Par - Le 15 décembre 2016.

Les débats ont notamment été l’occasion de revenir sur une expérimentation lancée à la fin de l’année 2015 par l’État et les partenaires sociaux, pour développer les actions de formation en situation de travail (Fest) auprès des salariés comme des employeurs de très petites, petites et moyennes entreprises (TPE-PME).

« L’objectif est de déterminer les conditions dans lesquelles des pratiques pédagogiques et organisationnelles ayant fait leurs preuves en termes de développement des compétences sont rendues éligibles en qualité d’action de formation. », indique Béatrice Delay, chargée de mission au département des synthèses de la Délégation générale à l’emploi et à la formation professionnelle (DGEFP). «Cette démarche expérimentale doit également permettre de développer l’expertise d’acteurs comme les Opca, auxquels la loi a confié comme mission l’appui au développement de la formation dans les TPE-PME.» Concrètement, la DGEFP, le Comité paritaire interprofessionnel national pour l’emploi et la formation ( Copanef), ont retenu au printemps dernier, suite à un appel à candidatures, quatorze Opca. Objectif : identifier des pratiques de formation en situation de travail et définir comment elles pourraient être reconnues afin de développer l’accès à la formation dans les TPE et PME.

Un enjeu crucial pour les TPE-PME

L’expérimentation fait partie du plan TPE-PME initié par le Premier ministre Manuel Valls en juin 2015. Elle associe notamment le Fonds paritaire de sécurisation des parcours professionnels (FPSPP) et l’Agence nationale pour l’amélioration des conditions de travail (Anact). Bien que toujours en cours, il est possible de tirer de premiers enseignements dans un contexte où 66 % des entreprises organisent des stages et 23 % des Fest. « Ces dernières bousculent les repères des acteurs du secteur et incitent à créer de nouvelles formes d’intervention et d’accompagnement pour les organismes de formation.
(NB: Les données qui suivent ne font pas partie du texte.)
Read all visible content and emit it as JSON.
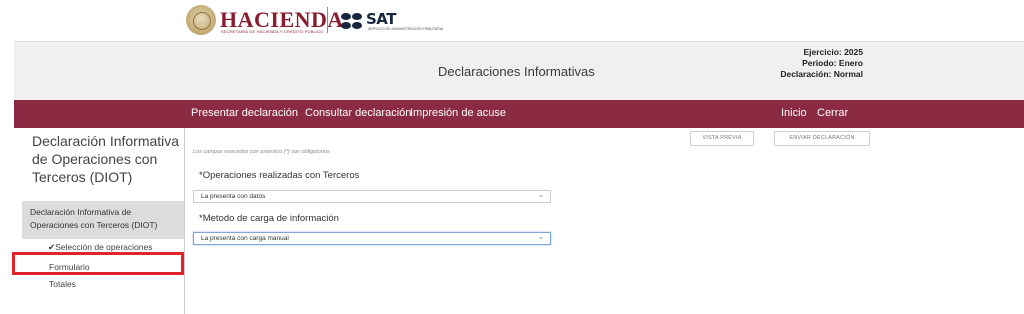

Elles incitent également les entreprises à ré-internaliser une responsabilité de formation », souligne Béatrice Delay.

Prise en charge de la formation «sur le tas»

L’une des ambitions de l’expérimentation est de définir des conditions de prise en charge du tutorat non formalisé ou encore la formation sur le tas, ce qui pose d’ores et déjà plusieurs questions relevées par Béatrice Delay dans un article co-écrit avec Laurent Duclos, chef adjoint du département des synthèses à la DGEFP, dans le numéro de décembre 2016 de la revue Droit social. « De quelle façon satisfaire à l’exigence de traçabilité de l’action ? Quels éléments de preuves alternatifs à l’attestation de présence mobiliser ? Quels sont les moyens concrètement requis pour l’organisation d’une Fest, mais aussi pour suivre son exécution et en apprécier les résultats ? » À son terme, l’expérimentation devrait permettre de répondre à ces questions, notamment pour intégrer ces pratiques dans des parcours qualifiants et les soumettre aux exigences de qualité de la formation professionnelle, qui entreront en vigueur au premier janvier prochain.